Cosicché, ora, si nutre la speranza – come avrebbe ironizzato l’indimenticabile Giuseppe Ciarrapico – che alle tante chiacchiere fin qui offerteci, segua una qualche proposta vera e seria al di là delle sostanziali velleità non a caso diffuse dal leggendario “Contratto” a due, nel quale, ad ogni buon conto, non può non intravedersi quella derivazione giacobina che ha riempito d’orgoglio i pentastellati svuotandoli, quasi sempre, di risorse e progetti non solo ad hoc, ma, soprattutto, nei confronti della stessa azione governativa.

In realtà, il capovolgimento delle (enormi) promesse elettorali nella (modesta) fattualità del day-by-day da Palazzo Chigi non è infrequente, sia a destra che al centro che a sinistra. Ma nel caso in questione assume caratteri a loro modo indicativi e suggestivi di quanto il populismo sotto braccio alla demagogia e coniugato con l’uso dei social network consista nelle declamazioni pro domo (elettorale) sua e nelle susseguenti manifestazioni di vera e propria incapacità di governo e sullo sfondo di una latitanza programmatica nascosta dall’impeto mediatico e, soprattutto, dalla mancanza di una opposizione degna di questa nome.

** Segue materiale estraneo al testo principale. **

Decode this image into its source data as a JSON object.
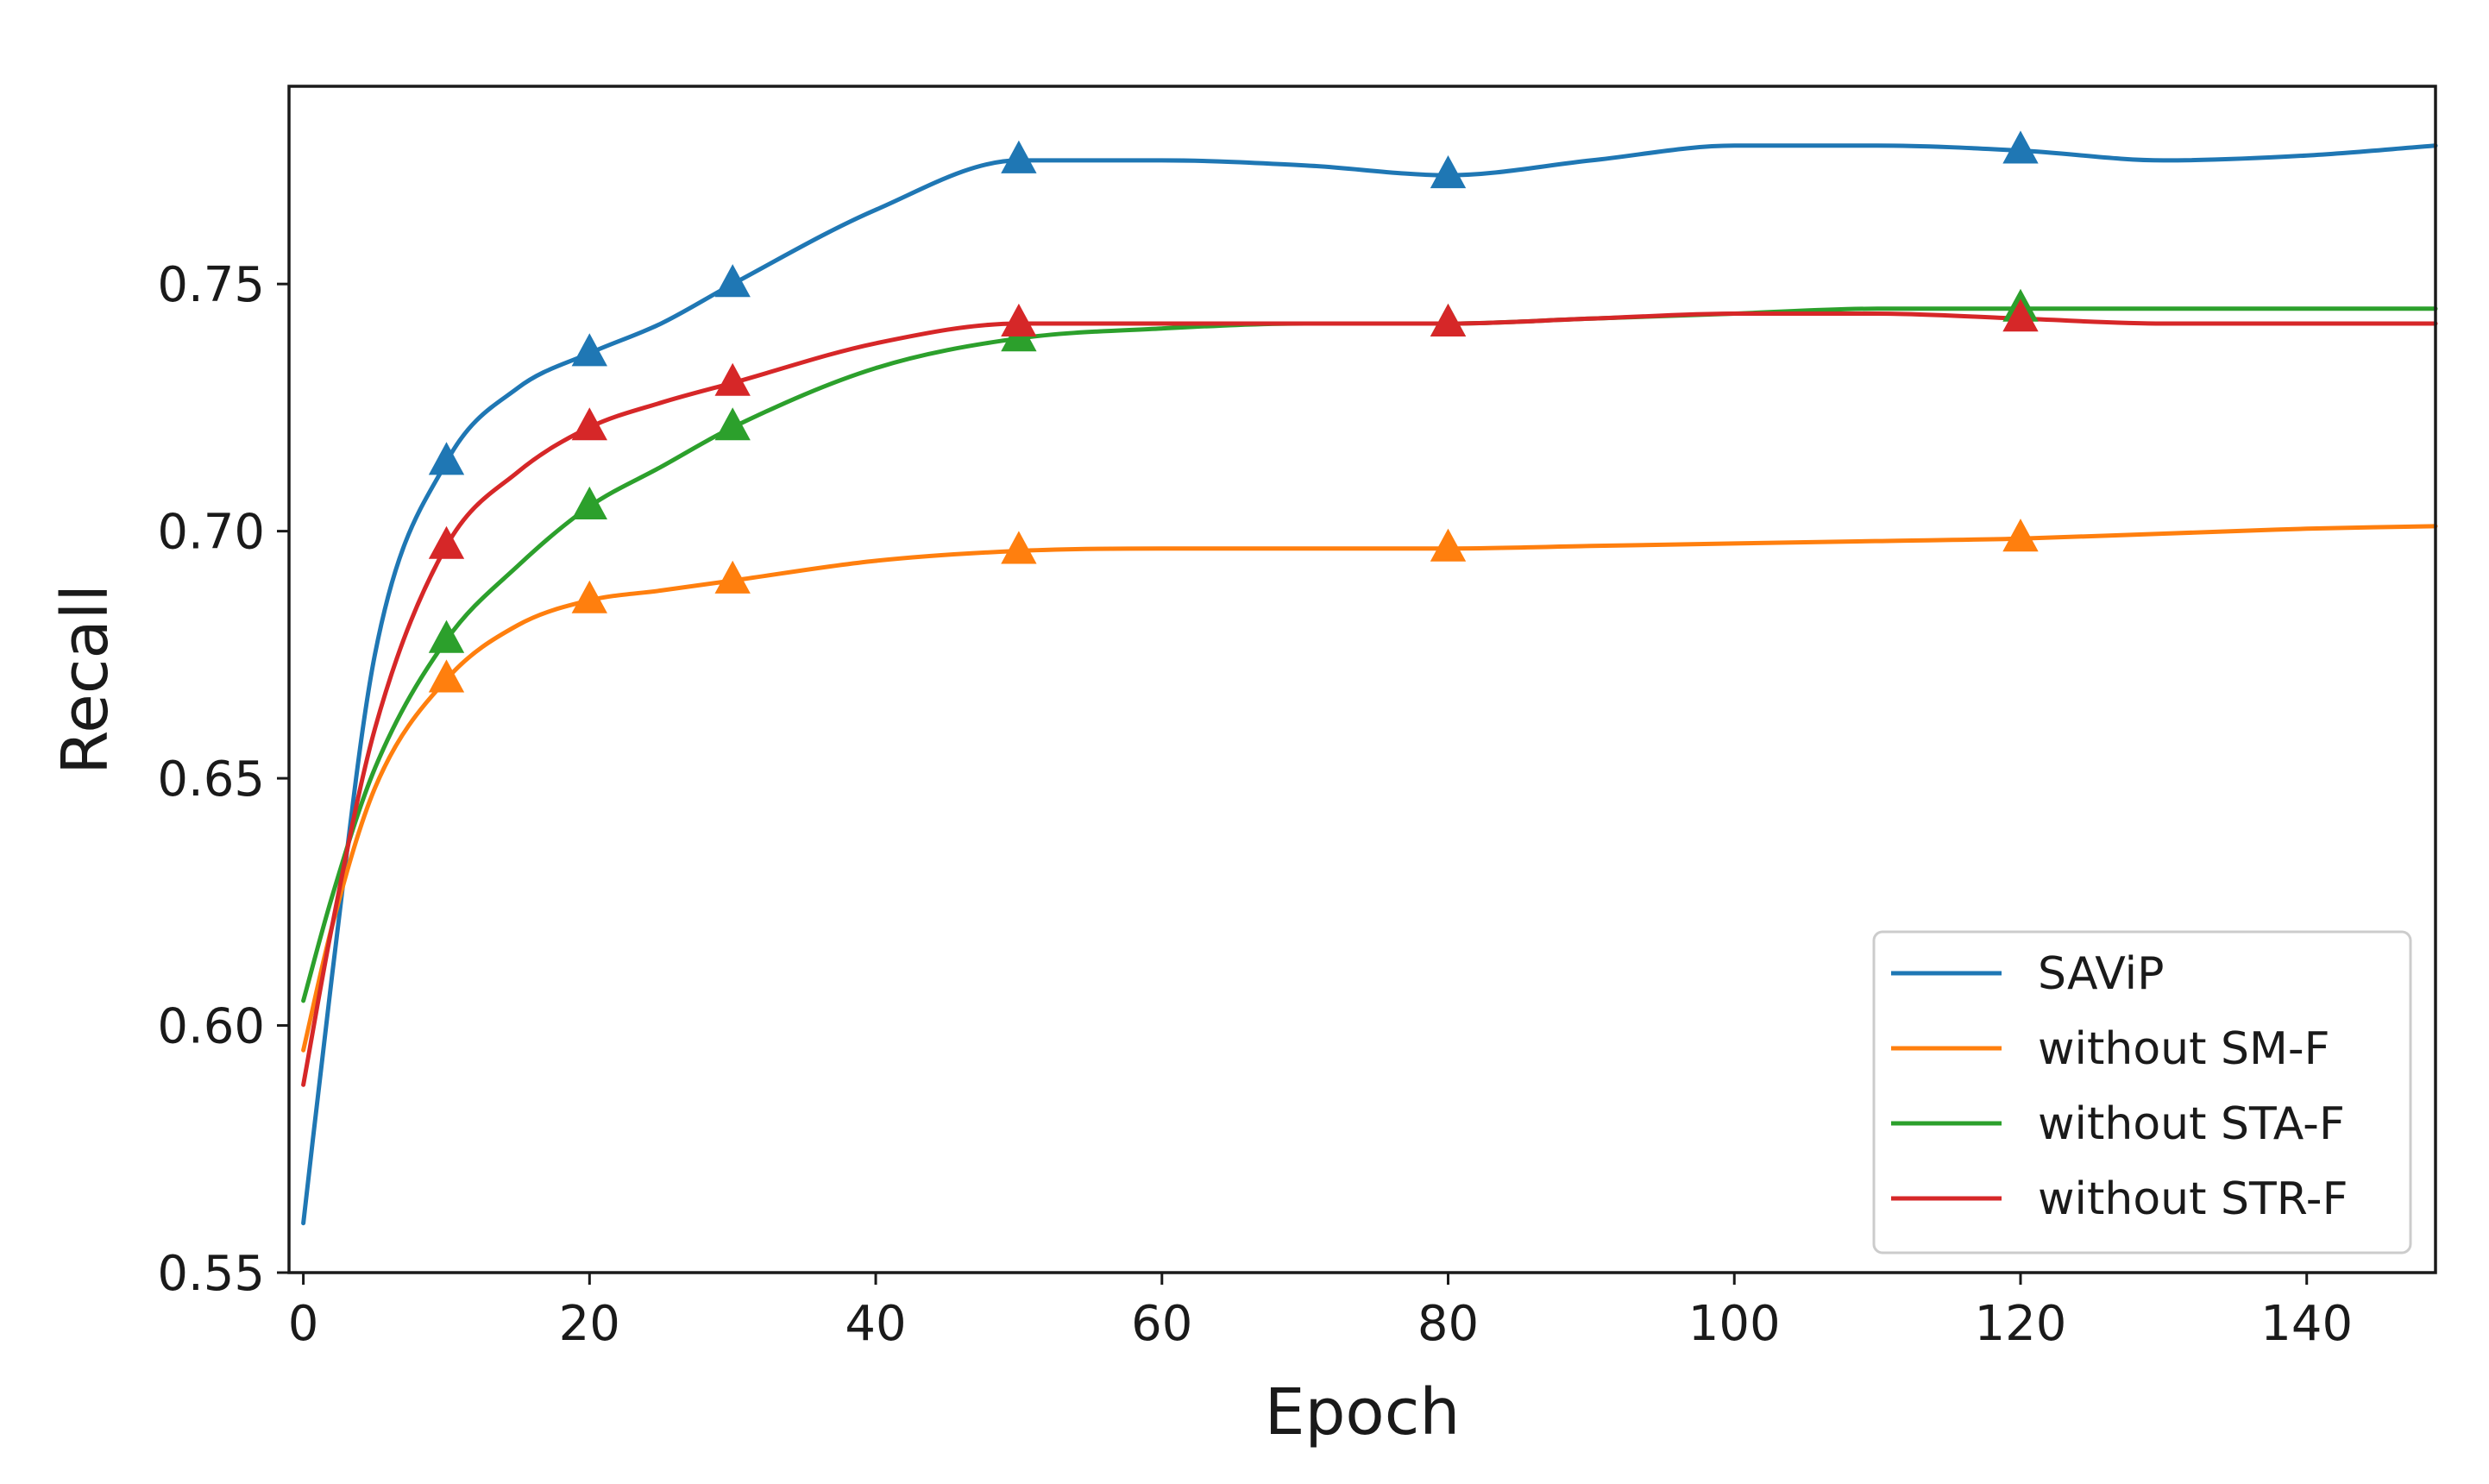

Se è infatti difficile intravedere nel zingarettismo una risposta forte e incisiva alla maggioranza, risulta non poco ostica l’osservazione e la conseguente risposta a proposito dell’opposizione di una Forza Italia nella quale non sarebbe difficile comunque l’assunzione di un “No!” (col punto esclamativo) non solo allo straparlare pentastellato, ma alle stesse posizioni di un Matteo Salvini del quale, invece, si reclama proprio quell’alleanza che da lui stesso è stata buttata al macero e che è posta in discussione, sia pure con allusioni, proprio dal leader forzista nella misura e nella determinazione di una cattura sistematica di personaggi già berlusconiani e collocati, per ora, nell’orbita, peraltro in crescita, di Giorgia Meloni.

Come si dice ora: non è vero, ma ci credo. E dopo?